The rule, proposed by the Centers for Medicare & Medicaid Services (CMS) back in September, aims to address a lag time from when the Food and Drug Administration (FDA) approves a device and when CMS delivers a national coverage determination (NCD) that would determine whether Medicare covers it.

But America’s Health Insurance Plans (AHIP), the top insurance lobbying group, said there is a vital reason for that lag time.

The proposed pathway could result in a “less rigorous evidence-based coverage process and potentially result in premature coverage of unproven devices for the Medicare population,” AHIP said in comments on the rule. The comment period closed Monday.

The new pathway would only apply to devices that are cleared through the agency’s 510(k) pathway and have a breakthrough designation, which applies to devices that provide a better treatment for life-threatening or debilitating diseases. Under the 510(k) pathway, a device only needs to prove it is similar to another device on the market and bypasses more rigorous clinical studies.

Normally, it takes CMS nine to 12 months to finalize an NCD on a device after it clears the FDA.

AHIP commented that after a medical device is approved by the FDA, a plan’s medical policy committee evaluates its safety and efficacy.

“Absent an NCD, health insurance providers use evidence-based guidelines to develop medical coverage policies,” AHIP said.

However, the proposed pathway would act instead as an “interim NCD” with a less rigorous coverage process, the group commented.

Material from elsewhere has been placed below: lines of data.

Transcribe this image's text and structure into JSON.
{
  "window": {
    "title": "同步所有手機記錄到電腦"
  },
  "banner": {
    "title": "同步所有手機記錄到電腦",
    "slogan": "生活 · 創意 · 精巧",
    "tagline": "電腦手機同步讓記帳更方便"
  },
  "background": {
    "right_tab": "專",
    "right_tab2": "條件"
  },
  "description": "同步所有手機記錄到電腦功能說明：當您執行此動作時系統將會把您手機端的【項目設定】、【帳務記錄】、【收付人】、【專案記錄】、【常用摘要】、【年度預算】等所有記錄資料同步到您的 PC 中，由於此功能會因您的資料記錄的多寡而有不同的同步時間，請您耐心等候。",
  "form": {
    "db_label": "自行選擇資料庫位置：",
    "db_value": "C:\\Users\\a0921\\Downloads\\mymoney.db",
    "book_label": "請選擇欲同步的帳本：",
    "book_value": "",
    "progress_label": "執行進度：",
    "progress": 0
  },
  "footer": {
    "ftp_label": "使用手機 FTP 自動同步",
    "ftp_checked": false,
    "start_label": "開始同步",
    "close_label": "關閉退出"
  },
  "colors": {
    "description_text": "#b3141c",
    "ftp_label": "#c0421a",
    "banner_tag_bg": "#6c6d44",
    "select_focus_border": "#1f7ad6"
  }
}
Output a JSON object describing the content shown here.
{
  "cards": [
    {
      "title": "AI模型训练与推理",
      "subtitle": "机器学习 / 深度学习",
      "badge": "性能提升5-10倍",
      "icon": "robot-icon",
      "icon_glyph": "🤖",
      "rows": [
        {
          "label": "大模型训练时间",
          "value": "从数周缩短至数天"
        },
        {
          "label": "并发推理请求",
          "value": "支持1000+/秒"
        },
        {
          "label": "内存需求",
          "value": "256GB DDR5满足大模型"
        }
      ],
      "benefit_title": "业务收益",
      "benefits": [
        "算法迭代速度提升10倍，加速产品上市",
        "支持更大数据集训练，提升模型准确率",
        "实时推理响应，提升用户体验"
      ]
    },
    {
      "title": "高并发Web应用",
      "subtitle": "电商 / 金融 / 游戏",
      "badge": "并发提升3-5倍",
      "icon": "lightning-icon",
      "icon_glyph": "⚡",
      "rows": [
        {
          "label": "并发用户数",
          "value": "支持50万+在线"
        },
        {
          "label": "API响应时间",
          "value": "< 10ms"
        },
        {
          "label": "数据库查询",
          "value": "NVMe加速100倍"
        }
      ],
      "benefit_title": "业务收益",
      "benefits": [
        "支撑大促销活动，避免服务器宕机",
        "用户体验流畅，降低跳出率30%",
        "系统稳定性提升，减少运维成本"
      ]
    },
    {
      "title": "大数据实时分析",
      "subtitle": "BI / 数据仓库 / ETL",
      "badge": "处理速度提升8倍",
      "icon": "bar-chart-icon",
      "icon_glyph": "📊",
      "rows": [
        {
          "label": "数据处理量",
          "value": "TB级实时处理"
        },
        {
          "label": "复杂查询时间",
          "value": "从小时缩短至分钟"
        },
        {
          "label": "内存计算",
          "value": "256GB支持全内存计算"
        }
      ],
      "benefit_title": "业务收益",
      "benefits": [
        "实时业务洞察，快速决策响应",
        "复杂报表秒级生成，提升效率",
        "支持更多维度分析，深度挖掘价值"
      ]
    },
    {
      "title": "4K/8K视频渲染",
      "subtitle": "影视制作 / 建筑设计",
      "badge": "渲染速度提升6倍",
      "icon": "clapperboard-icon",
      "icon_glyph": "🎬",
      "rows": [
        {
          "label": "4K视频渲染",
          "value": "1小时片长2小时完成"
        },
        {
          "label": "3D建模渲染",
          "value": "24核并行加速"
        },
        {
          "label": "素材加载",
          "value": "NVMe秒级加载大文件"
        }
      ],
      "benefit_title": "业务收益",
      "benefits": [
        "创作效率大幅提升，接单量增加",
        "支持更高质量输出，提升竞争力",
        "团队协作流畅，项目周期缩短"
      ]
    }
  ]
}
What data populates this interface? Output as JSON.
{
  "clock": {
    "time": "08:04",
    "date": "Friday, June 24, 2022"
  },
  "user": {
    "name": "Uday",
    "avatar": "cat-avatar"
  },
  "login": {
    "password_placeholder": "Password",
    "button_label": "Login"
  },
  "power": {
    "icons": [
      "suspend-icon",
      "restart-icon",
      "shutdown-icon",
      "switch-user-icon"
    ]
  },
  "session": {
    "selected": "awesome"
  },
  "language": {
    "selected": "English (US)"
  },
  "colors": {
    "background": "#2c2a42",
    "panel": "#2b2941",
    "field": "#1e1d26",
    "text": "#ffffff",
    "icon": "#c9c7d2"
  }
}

AHIP was also concerned that the 510(k) pathway has sometimes been used to clear medical devices to enter the market without comprehensive safety evaluations.

If CMS decides to continue with the pathway in a final rule, AHIP wants the agency to add a process for stakeholders to evaluate the device for safety, efficacy and value before a Medicare coverage determination is made.

The Medicare Payment Advisory Commission (MedPAC), a panel that advises Congress and CMS on Medicare coverage issues, was also concerned about using the FDA’s approval process to determine Medicare coverage.

“The FDA’s role in the drug and device development process as a regulator is distinct and separate from the role of CMS as a payer,” the panel said in comments on the rule.

The panel said the FDA looks at whether a device is safe and effective for its intended use but may or may not include whether that device is safe for the Medicare population.

CMS should, at the very least, include a coverage with evidence development policy that would still gather clinical evidence on the device, MedPAC said.

The panel was also concerned with CMS’ decision to modify the definitions of “reasonable and necessary” in coverage determinations. Federal law requires Medicare Part A and B to cover items and services that are “reasonable and necessary” for diagnosis or treatment.

Factors used to make this determination include whether the device is safe and effective and is not experimental or investigational.

However, the proposed rule said that commercial insurance coverage could be used to meet the “reasonable and necessary” standard.

But relying on commercial coverage policies could result in coverage of services that don’t improve the outcomes for Medicare patients, MedPAC warns.

“The proposal circumvents Medicare’s coverage determination processes and could undermine Medicare’s evidentiary standard,” the panel added.

AHIP said CMS should not make any decisions based on how a single commercial plan covers a device.

“Coverage by a majority of health insurance providers or a majority of commercial enrollees would be more representative,” AHIP said.

The medical device industry also has concerns with the rule’s proposed definitions.

“Commercial insurance coverage decisions lack transparency and processes for stakeholder engagement and are not appropriate for inclusion in Medicare’s reasonable and necessary definition,” said the Advanced Medical Technology Association (AdvaMed), the leading device lobbying group, in comments.

However, AdvaMed cheered the moves to hasten coverage determination for breakthrough devices.

“CMS is sending a signal to the entire innovation ecosystem that taking the risk to develop new breakthroughs will be rewarded if those devices receive FDA marketing authorization and improve patient care,” the group said.